2017.06.28 19:02:14 (880109096854269952) from Daniel J. Bernstein, replying to "Chris Peikert (@ChrisPeikert)" (880097757788295168):

"What sort of cryptosystem do you think I am?" --- "We've already established that. Now we're just haggling about the number of samples."


2017.06.28 16:18:07 (880067792317202432) from "Chris Peikert (@ChrisPeikert)", replying to "Chris Peikert (@ChrisPeikert)" (880067653443911682):

By comparison, a Ring-LWE public key is (a, b=a*s+e mod q) for short secrets s,e in R and uniformly random a in Rq. 12/

2017.06.28 17:34:22 (880086983057526784) from Daniel J. Bernstein, replying to "Chris Peikert (@ChrisPeikert)" (880066635293499392):

Peikert's "at least as hard" is bogus: e.g., the Arora-Ge/Ding attack breaks Ring-LWE for parameters where NTRU is not known to be broken.

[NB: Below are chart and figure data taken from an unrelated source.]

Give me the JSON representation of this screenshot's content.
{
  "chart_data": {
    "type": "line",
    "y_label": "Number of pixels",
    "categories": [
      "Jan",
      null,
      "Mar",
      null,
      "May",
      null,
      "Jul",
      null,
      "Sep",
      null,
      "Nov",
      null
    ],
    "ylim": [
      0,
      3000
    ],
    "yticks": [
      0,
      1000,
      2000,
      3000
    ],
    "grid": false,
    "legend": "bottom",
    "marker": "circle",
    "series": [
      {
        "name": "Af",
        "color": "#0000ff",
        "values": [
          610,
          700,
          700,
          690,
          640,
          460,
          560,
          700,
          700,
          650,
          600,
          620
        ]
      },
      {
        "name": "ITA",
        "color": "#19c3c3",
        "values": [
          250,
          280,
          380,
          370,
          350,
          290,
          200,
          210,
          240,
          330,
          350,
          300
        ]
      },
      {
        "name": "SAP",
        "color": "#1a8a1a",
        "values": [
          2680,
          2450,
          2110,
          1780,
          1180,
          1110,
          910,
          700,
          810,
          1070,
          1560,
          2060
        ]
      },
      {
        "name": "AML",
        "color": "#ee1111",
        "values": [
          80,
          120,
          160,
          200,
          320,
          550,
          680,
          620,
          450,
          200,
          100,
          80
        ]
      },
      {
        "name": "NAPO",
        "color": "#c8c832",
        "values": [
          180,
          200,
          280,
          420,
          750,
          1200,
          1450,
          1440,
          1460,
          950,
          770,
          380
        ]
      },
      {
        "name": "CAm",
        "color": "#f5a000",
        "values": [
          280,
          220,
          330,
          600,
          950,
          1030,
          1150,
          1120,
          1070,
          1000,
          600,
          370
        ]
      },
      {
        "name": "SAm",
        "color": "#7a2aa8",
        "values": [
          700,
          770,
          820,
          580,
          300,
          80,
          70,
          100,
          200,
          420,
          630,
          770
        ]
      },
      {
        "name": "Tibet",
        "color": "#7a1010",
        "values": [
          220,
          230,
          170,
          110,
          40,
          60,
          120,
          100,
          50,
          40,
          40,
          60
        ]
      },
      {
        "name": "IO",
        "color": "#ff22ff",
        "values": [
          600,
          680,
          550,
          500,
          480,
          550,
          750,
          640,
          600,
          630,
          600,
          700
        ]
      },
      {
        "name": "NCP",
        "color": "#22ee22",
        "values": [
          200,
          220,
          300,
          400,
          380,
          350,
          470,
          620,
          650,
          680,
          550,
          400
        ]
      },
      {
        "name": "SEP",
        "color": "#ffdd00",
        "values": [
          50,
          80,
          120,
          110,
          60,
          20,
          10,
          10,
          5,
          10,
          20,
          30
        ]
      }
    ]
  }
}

2017.06.28 17:43:45 (880089344517844992) from "Chris Peikert (@ChrisPeikert)":

Compare apples to apples, and allow the same number of samples for both problems: …. Then AG breaks both or neither.

2017.06.28 17:59:35 (880093327156273152) from Daniel J. Bernstein, replying to "Chris Peikert (@ChrisPeikert)" (880089344517844992):

The NTRU cryptosystem doesn't reveal as many samples as LPR10/New Hope/etc.; i.e., NTRU stays farther away from the Arora--Ge/Ding weakness.

2017.06.28 18:17:11 (880097757788295168) from "Chris Peikert (@ChrisPeikert)":

LPR reveals 2 samples vs. NTRU's 1. The AG/Ding attack requires >= n^(noise support-1) samples. Does not support initial (apples^2) claim.